Sementara itu, sekretaris perusahaan merupakan struktur pembantu dewan direksi
untuk menyikapi berbagai tuntutan atau harapan dari berbagai pihak eksternal
perusahaan seperti investor agar supaya pencapaian tujuan perusahaan tidak
terganggu baik dalam perspektif waktu pencapaian tujuan ataupun kualitas target
yang ingin dicapai. Meskipun belum maksimal, Uji Kelayakan dan Kemampuan (fit
and proper test) yang dilakukan oleh pemerintah untuk memilih top pimpinan
suatu perusahaan BUMN adalah bagian yang tak terpisahkan dari kebutuhan untuk
membangun “Board Governance” yang baik sehingga implementasi Good Corporate
Governance akan menjadi lebih mudah dan cepat.

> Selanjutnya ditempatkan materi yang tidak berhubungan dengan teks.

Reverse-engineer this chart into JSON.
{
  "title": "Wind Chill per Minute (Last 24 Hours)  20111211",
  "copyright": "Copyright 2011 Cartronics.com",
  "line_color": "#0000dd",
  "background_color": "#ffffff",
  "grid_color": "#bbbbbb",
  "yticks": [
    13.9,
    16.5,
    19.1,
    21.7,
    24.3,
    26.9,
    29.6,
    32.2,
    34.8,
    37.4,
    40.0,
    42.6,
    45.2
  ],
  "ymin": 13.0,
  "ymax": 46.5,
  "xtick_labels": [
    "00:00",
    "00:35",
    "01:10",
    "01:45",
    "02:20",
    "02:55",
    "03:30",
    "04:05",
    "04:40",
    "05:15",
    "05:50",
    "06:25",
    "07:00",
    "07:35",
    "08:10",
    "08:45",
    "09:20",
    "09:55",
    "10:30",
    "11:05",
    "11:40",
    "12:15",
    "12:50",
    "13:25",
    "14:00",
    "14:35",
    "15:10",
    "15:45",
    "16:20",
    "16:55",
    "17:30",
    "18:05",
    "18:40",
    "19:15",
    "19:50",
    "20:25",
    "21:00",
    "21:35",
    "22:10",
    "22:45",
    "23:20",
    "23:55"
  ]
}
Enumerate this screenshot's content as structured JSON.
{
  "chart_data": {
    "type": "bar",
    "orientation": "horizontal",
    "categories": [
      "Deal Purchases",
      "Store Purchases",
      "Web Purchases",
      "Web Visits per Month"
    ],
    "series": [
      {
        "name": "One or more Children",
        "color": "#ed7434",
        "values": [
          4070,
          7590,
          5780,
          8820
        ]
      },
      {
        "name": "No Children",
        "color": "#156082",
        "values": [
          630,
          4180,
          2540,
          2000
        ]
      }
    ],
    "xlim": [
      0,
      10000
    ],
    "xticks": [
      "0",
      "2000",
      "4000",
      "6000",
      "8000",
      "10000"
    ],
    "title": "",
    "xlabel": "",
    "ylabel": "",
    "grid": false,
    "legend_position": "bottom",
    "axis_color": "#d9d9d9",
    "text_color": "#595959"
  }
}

Good Corporate Governance (GCG)
Pengertian GCG
Mencuatnya skandal
keuangan yang melibatkan perusahaan besar seperti Enron, WorldCom, Tyco, Global
Crossing dan yang terakhir AOL-Warner, menuntut peningkatan kualitas Good
Corporate Governance (GCG), Soegiharto (2005:38) dalam Pratolo (2007:7).
Istilah GCG secara luas telah dikenal dalam dunia usaha. Berikut ini adalah
beberapa pengertian GCG :
1) Menurut Hirata (2003)
dalam Pratolo (2007:8), pengertian “CG yaitu hubungan antara perusahaan dengan
pihak-pihak terkait yang terdiri atas pemegang saham, karyawan, kreditur,
pesaing, pelanggan, dan lain-lain. CG merupakan mekanisme pengecekan dan
pemantauan perilaku manejemen puncak”.
2) Menurut Pratolo
(2007:8), “GCG adalah suatu sistem yang ada pada suatu organisasi yang memiliki
tujuan untuk mencapai kinerja organisasi semaksimal mungkin dengan cara-cara
yang tidak merugikan stakeholder organisasi tersebut”.
3) Tanri Abeng dalam
Tjager (2003:iii) menyatakan bahwa “CG merupakan pilar utama fondasi korporasi
untuk tumbuh dan berkembang dalam era persaingan global, sekaligus sebagai
prasyarat berfungsinya corporate leadership yang efektif”.
4) Zaini dalam Tjager
(2003:iv) menambahkan bahwa “CG sebagai sebuah governance system diharapkan
dapat menumbuhkan keyakinan investor terhadap korporasi melalui mekanisme
control and balance antar berbagai organ dalam korporasi, terutama antara Dewan
Komisiaris dan Dewan Direksi”.
Secara sederhananya, CG diartikan sebagai suatu sistem yang berfungsi untuk mengarahkan dan mengendalikan organisasi.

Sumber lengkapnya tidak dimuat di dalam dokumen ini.